Der Zufall treibt in »Das Glücksrad« seltsame Blüten © 2022 Film Kino Text

Um es gleich vorwegzunehmen: Mit »Das Glücksrad« hat der japanische Regisseur Ryûsuke Hamaguchi ein weiteres Meisterwerk geschaffen. Und man kann über seine Produktivität nur staunen. Der Film feierte letztes Jahr Weltpremiere auf der Berlinale und gewann den silbernen Bären. Keine drei Monate später lief sein nächster Film »Drive My Car« im Wettbewerb der internationalen Filmfestspiele in Cannes und gewann dort den Preis für das beste Drehbuch. Im März folgte der Oscar für den besten internationalen Film. Für dieses Jahr ist auch schon sein nächster Film angekündigt.

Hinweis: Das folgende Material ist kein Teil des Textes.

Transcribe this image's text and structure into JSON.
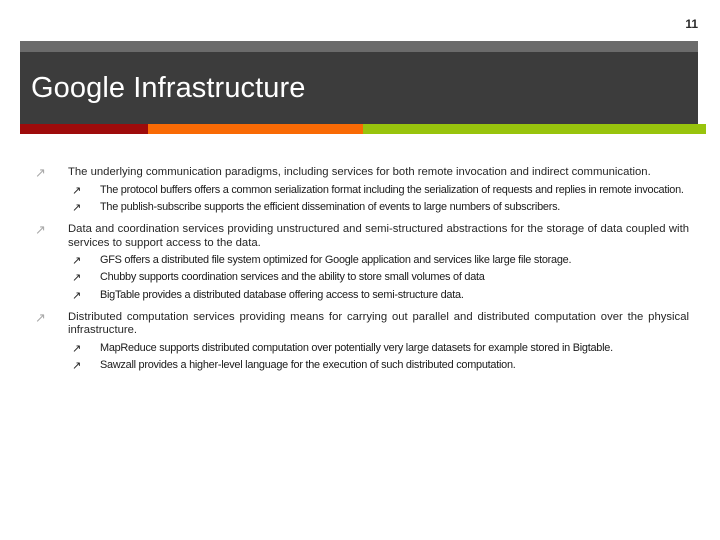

Während Hamaguchi in »Drive My Car« eine Kurzgeschichte von Japans Bestsellerautor Haruki Murakami über einen verwitweten Theaterschauspieler verfilmte, sind es in »Das Glücksrad« drei von ihm für den Film geschriebene Kurzgeschichten, die den Launen des Zufalls nachspüren und gleichzeitig der Schönheit der Konversation frönen. Bereits die erste Geschichte macht das auf beeindruckende Weise. »Ich wusste nicht, dass Gespräche so erotisch sein können. Wir haben uns nur mit unseren Worten gestreichelt«, schwärmt Tsugumi vom ersten Date mit einem Mann. Es blieb auch nur beim Reden, versichert sie ihrer Freundin Meiko, mit der sie im Taxi sitzt und durch das nächtliche Tokio fährt. Es stellt sich jedoch heraus, dass der Traummann ausgerechnet Meikos Ex-Freund ist, der sie vor zwei Jahren verlassen hat. Meiko weiß nicht recht, was das in ihr auslöst. Ist es Eifersucht oder sind es verborgene Gefühle für ihn, die wieder zum Vorschein kommen?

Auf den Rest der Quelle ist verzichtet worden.